Gherman draws parallels between Nazism and Bolsonarism since 2017. Reading the book he released in 2022 is taking any shadow of doubt out of the way.
Another important thing would be, once and for all, to understand that Bolsonarism is Nazi-fascism because Bolsonaro communicates that it is – and not just because Michel Gherman and many others say it is.
This is not an opinion, we are talking about facts and history.
We know exactly what makes up Nazism and Fascism.
We know what articulates this aesthetic and this language.
We know what drives hatred towards certain groups and the authorization given – first between the lines and later more directly – to eliminate them.
We know that without the support of private capital there would have been neither Nazism nor Fascism.
We know that without the support of the ruling classes neither Hitler nor Mussolini would have done what they did.
In Nazi Germany more than half of doctors – to name just one category – were affiliated with the Nazi party.
Cut to present day Brazil.
In 2012, Bolsonaro said on the CQC humor program that Jews died of disease in concentration camps and not because they were murdered.
This is Holocaust denial, pure and simple.
It would be enough – back in 2012 – for it to be interdicted, right?
Nor would we need to witness Bolsonaro making apologies for rape, comparing black people to cattle, saying that it would be better to have a dead child than a gay child, saying that women are inferior or declaring love for torture and the torturer.
We naturalized and got where we are today.
But let’s go to materiality.
Bolsonaro has a photo with a Hitler look-alike.
Bolsonaro praised Hitler more than once. He did it from the pulpit of the national Congress, recalls Gherman.
Bolsonaro takes the idea of Brazil above all from Nazi communication.
Bolsonaro had a glass of milk during a live (this is a Nazi code), Bolsonaro’s advisor was caught making a supremacist gesture, Bolsonaro signed letters with the motto God, Fatherland, Family “, motto of Italian fascism.
The symbols are there.
Bolsonaro does not hide them. But there are those who hide from view.
Between 2018 and 2021, Brazil was the country where the number of neo-Nazi groups grew the most in the world, explains Gherman.
And it is also the country where anti-Semitic sentiment has grown the most in the world over the same period.

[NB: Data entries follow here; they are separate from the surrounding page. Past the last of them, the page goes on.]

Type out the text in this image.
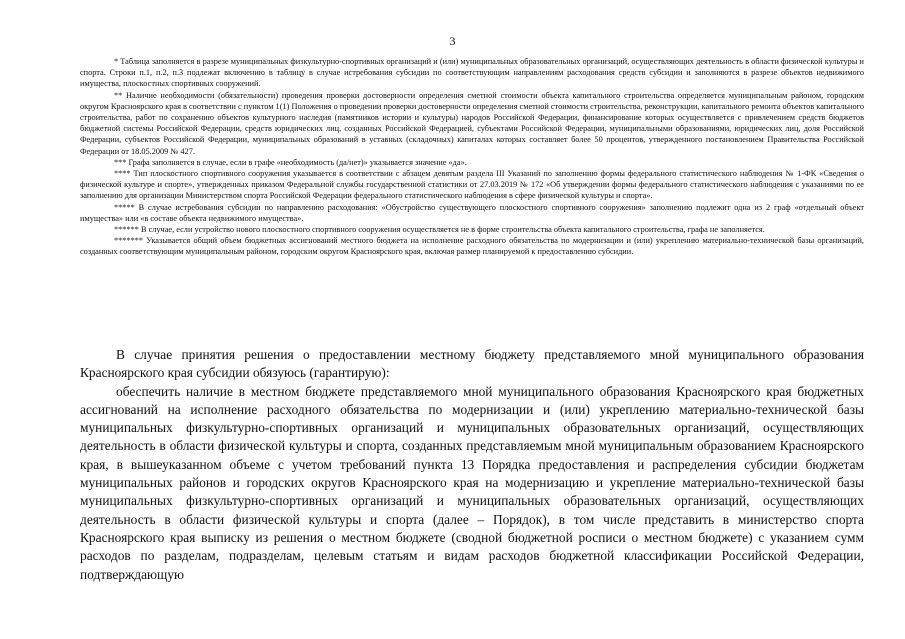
3

* Таблица заполняется в разрезе муниципальных физкультурно-спортивных организаций и (или) муниципальных образовательных организаций, осуществляющих деятельность в области физической культуры и спорта. Строки п.1, п.2, п.3 подлежат включению в таблицу в случае истребования субсидии по соответствующим направлениям расходования средств субсидии и заполняются в разрезе объектов недвижимого имущества, плоскостных спортивных сооружений.

** Наличие необходимости (обязательности) проведения проверки достоверности определения сметной стоимости объекта капитального строительства определяется муниципальным районом, городским округом Красноярского края в соответствии с пунктом 1(1) Положения о проведении проверки достоверности определения сметной стоимости строительства, реконструкции, капитального ремонта объектов капитального строительства, работ по сохранению объектов культурного наследия (памятников истории и культуры) народов Российской Федерации, финансирование которых осуществляется с привлечением средств бюджетов бюджетной системы Российской Федерации, средств юридических лиц, созданных Российской Федерацией, субъектами Российской Федерации, муниципальными образованиями, юридических лиц, доля Российской Федерации, субъектов Российской Федерации, муниципальных образований в уставных (складочных) капиталах которых составляет более 50 процентов, утвержденного постановлением Правительства Российской Федерации от 18.05.2009 № 427.

*** Графа заполняется в случае, если в графе «необходимость (да/нет)» указывается значение «да».

**** Тип плоскостного спортивного сооружения указывается в соответствии с абзацем девятым раздела III Указаний по заполнению формы федерального статистического наблюдения № 1-ФК «Сведения о физической культуре и спорте», утвержденных приказом Федеральной службы государственной статистики от 27.03.2019 № 172 «Об утверждении формы федерального статистического наблюдения с указаниями по ее заполнению для организации Министерством спорта Российской Федерации федерального статистического наблюдения в сфере физической культуры и спорта».

***** В случае истребования субсидии по направлению расходования: «Обустройство существующего плоскостного спортивного сооружения» заполнению подлежит одна из 2 граф «отдельный объект имущества» или «в составе объекта недвижимого имущества».

****** В случае, если устройство нового плоскостного спортивного сооружения осуществляется не в форме строительства объекта капитального строительства, графа не заполняется.

******* Указывается общий объем бюджетных ассигнований местного бюджета на исполнение расходного обязательства по модернизации и (или) укреплению материально-технической базы организаций, созданных соответствующим муниципальным районом, городским округом Красноярского края, включая размер планируемой к предоставлению субсидии.

В случае принятия решения о предоставлении местному бюджету представляемого мной муниципального образования Красноярского края субсидии обязуюсь (гарантирую):

обеспечить наличие в местном бюджете представляемого мной муниципального образования Красноярского края бюджетных ассигнований на исполнение расходного обязательства по модернизации и (или) укреплению материально-технической базы муниципальных физкультурно-спортивных организаций и муниципальных образовательных организаций, осуществляющих деятельность в области физической культуры и спорта, созданных представляемым мной муниципальным образованием Красноярского края, в вышеуказанном объеме с учетом требований пункта 13 Порядка предоставления и распределения субсидии бюджетам муниципальных районов и городских округов Красноярского края на модернизацию и укрепление материально-технической базы муниципальных физкультурно-спортивных организаций и муниципальных образовательных организаций, осуществляющих деятельность в области физической культуры и спорта (далее – Порядок), в том числе представить в министерство спорта Красноярского края выписку из решения о местном бюджете (сводной бюджетной росписи о местном бюджете) с указанием сумм расходов по разделам, подразделам, целевым статьям и видам расходов бюджетной классификации Российской Федерации, подтверждающую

Here is the practical result of Bolsonarism in charge.
Now Bolsonaro is back.
Weakened, but still treated by some as an acceptable leader of a legitimate political movement.
No. A thousand times no.
Bolsonaro and all those who worked ardently to get him re-elected need to be thrown out of the democratic camp.

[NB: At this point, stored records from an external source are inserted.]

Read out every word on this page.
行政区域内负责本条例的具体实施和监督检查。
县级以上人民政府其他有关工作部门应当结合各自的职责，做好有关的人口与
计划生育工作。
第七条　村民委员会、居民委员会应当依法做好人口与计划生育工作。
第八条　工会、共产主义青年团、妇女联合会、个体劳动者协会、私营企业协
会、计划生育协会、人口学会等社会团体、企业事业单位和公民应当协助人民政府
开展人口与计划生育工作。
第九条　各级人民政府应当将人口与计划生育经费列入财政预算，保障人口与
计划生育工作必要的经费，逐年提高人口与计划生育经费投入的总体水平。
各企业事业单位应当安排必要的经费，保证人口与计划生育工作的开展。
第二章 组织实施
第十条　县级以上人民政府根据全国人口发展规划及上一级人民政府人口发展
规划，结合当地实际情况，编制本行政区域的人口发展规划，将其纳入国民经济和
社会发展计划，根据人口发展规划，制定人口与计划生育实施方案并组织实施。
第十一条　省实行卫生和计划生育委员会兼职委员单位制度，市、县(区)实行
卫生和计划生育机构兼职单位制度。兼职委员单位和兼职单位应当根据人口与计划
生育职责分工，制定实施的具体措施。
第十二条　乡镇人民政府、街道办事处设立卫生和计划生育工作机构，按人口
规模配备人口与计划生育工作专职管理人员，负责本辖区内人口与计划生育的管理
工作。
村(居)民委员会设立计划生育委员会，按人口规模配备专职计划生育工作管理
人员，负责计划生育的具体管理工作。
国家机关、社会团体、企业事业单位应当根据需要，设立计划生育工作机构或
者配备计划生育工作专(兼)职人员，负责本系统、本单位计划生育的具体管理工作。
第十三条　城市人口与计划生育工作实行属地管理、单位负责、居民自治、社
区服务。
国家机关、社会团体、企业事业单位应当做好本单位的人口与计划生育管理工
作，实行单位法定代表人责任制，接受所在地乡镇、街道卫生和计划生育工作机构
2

They don’t fit. They don’t fit. They cannot be legitimized.
Time to investigate, prosecute and punish.
No naturalizations. No trivializations. No restrictions. No relativizations. No amnesty.
Incidentally, the Amnesty Never Again movement, from the Collective Manifesto, meets on April 1st in São Paulo.
It is in the main hall of Largo São Francisco, when a petition will be delivered asking for the installation of a popular court to judge the Bolsonaro government.
Never forget again. Never let go again.